Мать научила Кайроса считывать эмоции. Сердце бьется чаще — это страх или возбуждение. Дрожь в руках — возможно, тревога. Но все это вторично. Важно, что скрывается за этим. Она говорила это, как будто эмоции — это уравнения, которые можно разложить на части. Однажды Кайрос спросил ее, какие чувства испытывают, когда обнимают. Она нахмурилась.
– Это вопрос науки. Контакт двух тел, тепло, химические реакции. Ничего особенного.
Кайрос попытался обнять мать. Она замерла, как статуя, ее пальцы сжали плечо мальчика в замерзшей хватке.

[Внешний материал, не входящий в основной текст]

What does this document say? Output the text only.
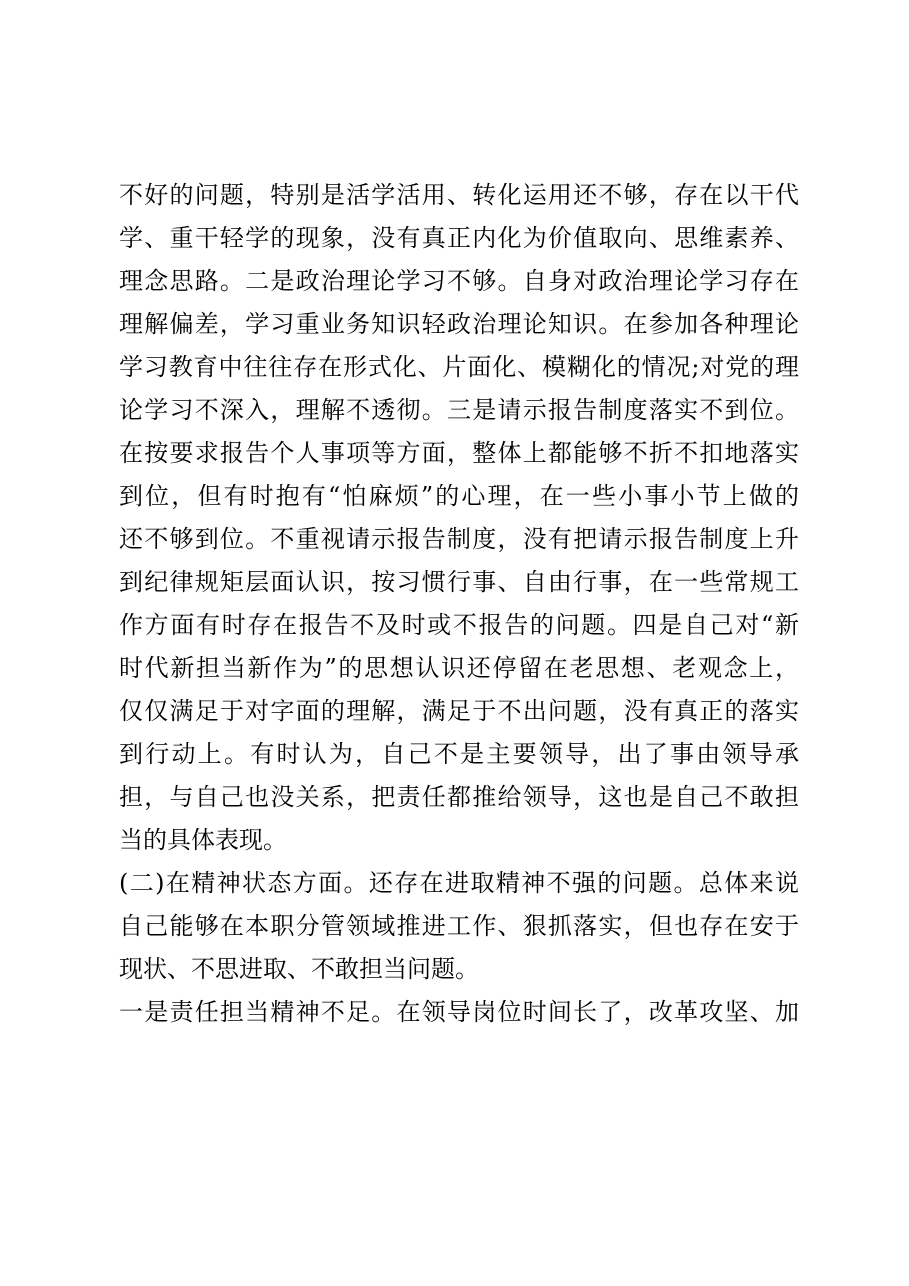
不好的问题，特别是活学活用、转化运用还不够，存在以干代
学、重干轻学的现象，没有真正内化为价值取向、思维素养、
理念思路。二是政治理论学习不够。自身对政治理论学习存在
理解偏差，学习重业务知识轻政治理论知识。在参加各种理论
学习教育中往往存在形式化、片面化、模糊化的情况;对党的理
论学习不深入，理解不透彻。三是请示报告制度落实不到位。
在按要求报告个人事项等方面，整体上都能够不折不扣地落实
到位，但有时抱有“怕麻烦”的心理，在一些小事小节上做的
还不够到位。不重视请示报告制度，没有把请示报告制度上升
到纪律规矩层面认识，按习惯行事、自由行事，在一些常规工
作方面有时存在报告不及时或不报告的问题。四是自己对“新
时代新担当新作为”的思想认识还停留在老思想、老观念上，
仅仅满足于对字面的理解，满足于不出问题，没有真正的落实
到行动上。有时认为，自己不是主要领导，出了事由领导承
担，与自己也没关系，把责任都推给领导，这也是自己不敢担
当的具体表现。
(二)在精神状态方面。还存在进取精神不强的问题。总体来说
自己能够在本职分管领域推进工作、狠抓落实，但也存在安于
现状、不思进取、不敢担当问题。
一是责任担当精神不足。在领导岗位时间长了，改革攻坚、加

– Ты мешаешь мне работать.
Она отстранилась, и Кайрос увидел в ее глазах что-то похожее на страх. Или это был гнев? Он не мог понять.
Отец научил его, как быть «эффективным». Он говорил, что эмоции — это «брак в системе». Как-то раз Кайрос упал в коридоре, когда пытался подпрыгнуть повыше, чтобы увидеть всю детскую площадку. Он ругался, пока мальчик лежал, прижав руку к кровоточащему локтю.
– Ты видишь, что произошло? — кричал отец. — Ты отвлекся. Ты позволил себе быть слабым.
Кайрос не плакал. Плакать было глупо — это только увеличивало количество переменных.
Однажды Кайрос увидел Элли на улице. Она играла с воздушным змеем. Он был ярко-желтым, как солнце, которое Д'Арк редко замечали за окнами. Элли заметила ниралийца, и Кайрос замер. Она помахала рукой. Кайрос отвернулся. Мать говорила, что «нельзя отвлекаться на случайные величины».
В тринадцать лет Кайрос понял, что никогда не будет нормальным. Что эти дети за окном живут в другом мире, недоступном для него. Он начал вести записи. Нет, не формулы и вычисления - мальчик писал о других детях. Об их смехе, их падениях, их объятиях. Эти записи Кайрос прятал под матрасом, когда родители проверяли комнату.
Теперь, в академии, Кайрос наблюдал за Лирой. Она ходила по коридорам академии, как будто она тоже ищет окно, которое можно разбить. Её страх — это простые уравнения: панические атаки, дрожь в руках, учащенное сердцебиение.
Кайрос мог бы рассказать Лире о заборе. О том, как он ждал, пока Элли вернется. Как ее смех растворился в воздухе, как будто его никогда не было.
Но Лира вряд ли захочет слушать истории о детях, которые превращаются в статистику. Она хочет, чтобы её поцеловали, чтобы обняли, чтобы кто-то сказал ей, что она — не ошибка системы. А Кайрос? Он все еще сидел у окна. Только теперь Кайрос смотрел на неё, а Лира не видела, как юноша запоминал каждое её движение, каждую слезу, каждое дыхание.
“Я до сих пор завидую тем детям за окном. Их грязным коленкам, их способности любить и быть любимыми. Но пока я остаюсь тем, кто наблюдает,” – Кайрос сделал небольшую запись в своём дневнике. – “Кто знает, что самое страшное не в том, что мы одни. А в том, что одиночество — это единственное, что мы можем назвать своим.”
Иногда Кайросу снилось, как он встретил своих родителей в будущем. Холодных, расчетливых стариков. Как он подошел к ним и сказал: "Вот ваш успех. Вот ваш идеальный сын. Но знаете что? Я бы отдал всё это за один день нормальной жизни. За один день с родителями, которые могли бы просто любить меня."